Kandillerde hamurdan lokma dağıtılır. Sahurda keşli cevizli makarna
yenilmektedir. Bayramlarda büyükler ziyaret edilir.
f) Nevruz Gelenekleri
21
Mart günü baharın gelişini kutlamak amacıyla halk gruplar halinde
mesire yerlerine giderler. Bugün aynı zamanda türbeler ziyaret edilir,
dilekler tutulur. Kırlarda çeşitli eğlenceler düzenlenir. Maniler
söylenir, niyet çekilir, baharın ilk çiçekleri toplanır. Sabah erken
kalkılır, nevruzun ilk suyu ile yıkanmak geleneği vardır ve bugün
özenle giyinilir. Soğan kabuğu ile boyanmış yumurta pişirilip yenilerek
bolluk ve bereket dileklerinde bulunulur. Yüksek bir tepeye ateş
yakılarak baharın geldiği müjdelenir. Mudurnu ilçesinde nevruz “Hep
cennet”, Göynük ilçesinde “Mart Dokuzu” gibi isimlerle anılmaktadır.
g) Hıdrellez Gelenekleri
6
Mayıs Hıdrellez, Hızır ve İlyas Peygamberin yeryüzünde buluştuğu
gündür. Bugün pikniğe gidilip salıncağa binilmektedir, böylece
günahların atılacağına inanılmaktadır. Gece süt mayalanmadan
bırakıldığında Hızır’ın geleceği ve süte dokunarak mayalanacağı
düşünülmektedir. Eğer mayasız süt yoğurt olursa bir sene boyunca o
yoğurttan birer parmak alınarak diğer yiyeceklere de sürülür. Kekik
bitkisinin hıdrellezden sonraki günlerde toplanırsa şifalı olacağına
inanılır. Genelde kutlamalar için suyun ve yeşilliğin bol olduğu bir
yer tercih edilir. Bir gün önceki akşam herhangi bir gül ağacının
dibine küp gömülmekte ve sabah manilerle açılmaktadır. O gün hiçbir
tarla, bahçe işi yapılmaz. Ev isteyenler evlerinin bahçesine ev, bebek
isteyenler bezden bebekler yaparlar. Ateş yakılıp üstünden atlanır.
h) İnanışlar
Cuma
günü ev işi yapılmaz. Salı günü yeni bir elişine başlanılmaz. Ayın
başında ekin ekilmez. Kadın hasta olduğunda sandığını açmaz, turşuya el
değmez, turşu bozulur. Kırkı çıkmamış bebeği görmeye gitmez, bebek
sarılık olur. İki bayram arası düğün olmaz. Güneş tutulurken namaz
kılınır, ay tutulurken silah atılır. Kara kedi uğursuzluk sayılır.
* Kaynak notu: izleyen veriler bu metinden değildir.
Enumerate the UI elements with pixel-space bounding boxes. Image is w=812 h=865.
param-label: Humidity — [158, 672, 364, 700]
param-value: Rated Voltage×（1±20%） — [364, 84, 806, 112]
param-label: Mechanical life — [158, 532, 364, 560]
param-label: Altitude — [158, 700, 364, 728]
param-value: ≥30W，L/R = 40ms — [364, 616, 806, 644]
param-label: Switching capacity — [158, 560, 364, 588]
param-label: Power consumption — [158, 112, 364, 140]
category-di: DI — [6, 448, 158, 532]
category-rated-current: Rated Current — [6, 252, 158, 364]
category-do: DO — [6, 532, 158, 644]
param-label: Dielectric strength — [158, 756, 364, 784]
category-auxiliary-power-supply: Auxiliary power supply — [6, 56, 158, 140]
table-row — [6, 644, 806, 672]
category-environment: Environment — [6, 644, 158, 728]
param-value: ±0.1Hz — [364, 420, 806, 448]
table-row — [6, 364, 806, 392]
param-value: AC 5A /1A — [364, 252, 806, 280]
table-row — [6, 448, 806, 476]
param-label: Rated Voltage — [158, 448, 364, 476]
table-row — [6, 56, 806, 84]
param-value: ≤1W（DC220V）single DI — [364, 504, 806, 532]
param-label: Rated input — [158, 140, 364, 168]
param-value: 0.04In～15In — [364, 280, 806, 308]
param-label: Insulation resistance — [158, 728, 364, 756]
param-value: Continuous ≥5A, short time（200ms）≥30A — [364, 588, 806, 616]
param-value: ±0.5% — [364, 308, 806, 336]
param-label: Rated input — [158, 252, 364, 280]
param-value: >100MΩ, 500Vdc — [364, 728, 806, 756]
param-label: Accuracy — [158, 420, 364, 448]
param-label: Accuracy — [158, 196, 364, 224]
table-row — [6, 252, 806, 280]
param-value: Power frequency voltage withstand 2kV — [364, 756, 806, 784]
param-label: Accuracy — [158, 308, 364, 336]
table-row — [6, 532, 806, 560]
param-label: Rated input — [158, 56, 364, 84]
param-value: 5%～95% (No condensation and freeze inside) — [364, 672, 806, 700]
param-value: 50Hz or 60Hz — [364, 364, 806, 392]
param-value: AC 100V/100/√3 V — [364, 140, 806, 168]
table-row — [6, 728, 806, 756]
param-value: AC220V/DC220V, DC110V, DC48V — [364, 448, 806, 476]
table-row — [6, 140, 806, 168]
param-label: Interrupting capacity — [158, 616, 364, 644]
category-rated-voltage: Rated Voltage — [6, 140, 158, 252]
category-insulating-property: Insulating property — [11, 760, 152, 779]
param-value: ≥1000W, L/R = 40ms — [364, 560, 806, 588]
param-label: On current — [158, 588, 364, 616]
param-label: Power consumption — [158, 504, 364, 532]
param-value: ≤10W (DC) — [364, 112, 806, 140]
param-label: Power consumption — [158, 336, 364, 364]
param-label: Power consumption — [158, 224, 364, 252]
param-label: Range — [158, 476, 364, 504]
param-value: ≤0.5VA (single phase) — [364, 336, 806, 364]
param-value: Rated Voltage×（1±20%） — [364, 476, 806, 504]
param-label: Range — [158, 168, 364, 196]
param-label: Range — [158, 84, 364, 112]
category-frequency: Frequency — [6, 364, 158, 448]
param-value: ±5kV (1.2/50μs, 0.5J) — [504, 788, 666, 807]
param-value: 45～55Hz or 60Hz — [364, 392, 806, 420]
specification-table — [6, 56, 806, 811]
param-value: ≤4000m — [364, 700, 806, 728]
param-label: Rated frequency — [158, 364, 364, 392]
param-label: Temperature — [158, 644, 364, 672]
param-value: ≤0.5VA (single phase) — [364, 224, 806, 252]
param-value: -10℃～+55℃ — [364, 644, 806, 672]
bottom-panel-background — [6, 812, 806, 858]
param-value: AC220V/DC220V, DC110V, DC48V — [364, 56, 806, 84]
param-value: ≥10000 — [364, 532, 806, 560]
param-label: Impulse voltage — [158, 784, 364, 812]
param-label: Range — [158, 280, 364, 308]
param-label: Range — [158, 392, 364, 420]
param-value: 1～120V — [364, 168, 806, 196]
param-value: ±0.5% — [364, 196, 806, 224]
Köpek uluması hayra yorulmaz. Baykuşun bir evin bacasına konması ve
ötmesi o evden ölü çıkacağına işarettir. Kazak başlarken lastik örgü
yarım bırakılırsa iş üremez. Üzerine kuş pislemesi talihin açılacağına
işarettir. Gece dışarıya çöp atılmaz, cin çarpar. Gece sakız çiğnenmez,
ölü eti çiğnenir. Kapı eşiğine oturan iftiraya uğrar. Kız istemeye
giderken hayırlı olması için perşembe akşamı tercih edilir. Önce sağ
ayakkabı giyilir.
i) Ahilik Kültürü
Yüzyıllarca
Türk Esnaf Birliğini ve ekonomisini düzenleyen Ahilik Kuruluşu Mudurnu
ilçemizde yaşatılmıştır. Ahi sözcüğü Arapçada kardeşim anlamına
gelmektedir. Bir başka olasılıkla “akı”, birbirini kardeş sayan
ahilerde bu biçimi almıştır ve Türkçede eli açık, cömert, konuksever
ile eş anlamlıdır. Ahilerin kurdukları teşkilat bugünkü esnaf odaları,
ticaret odaları, sendikalar gibi kuruluşların görevini üstlenmiştir.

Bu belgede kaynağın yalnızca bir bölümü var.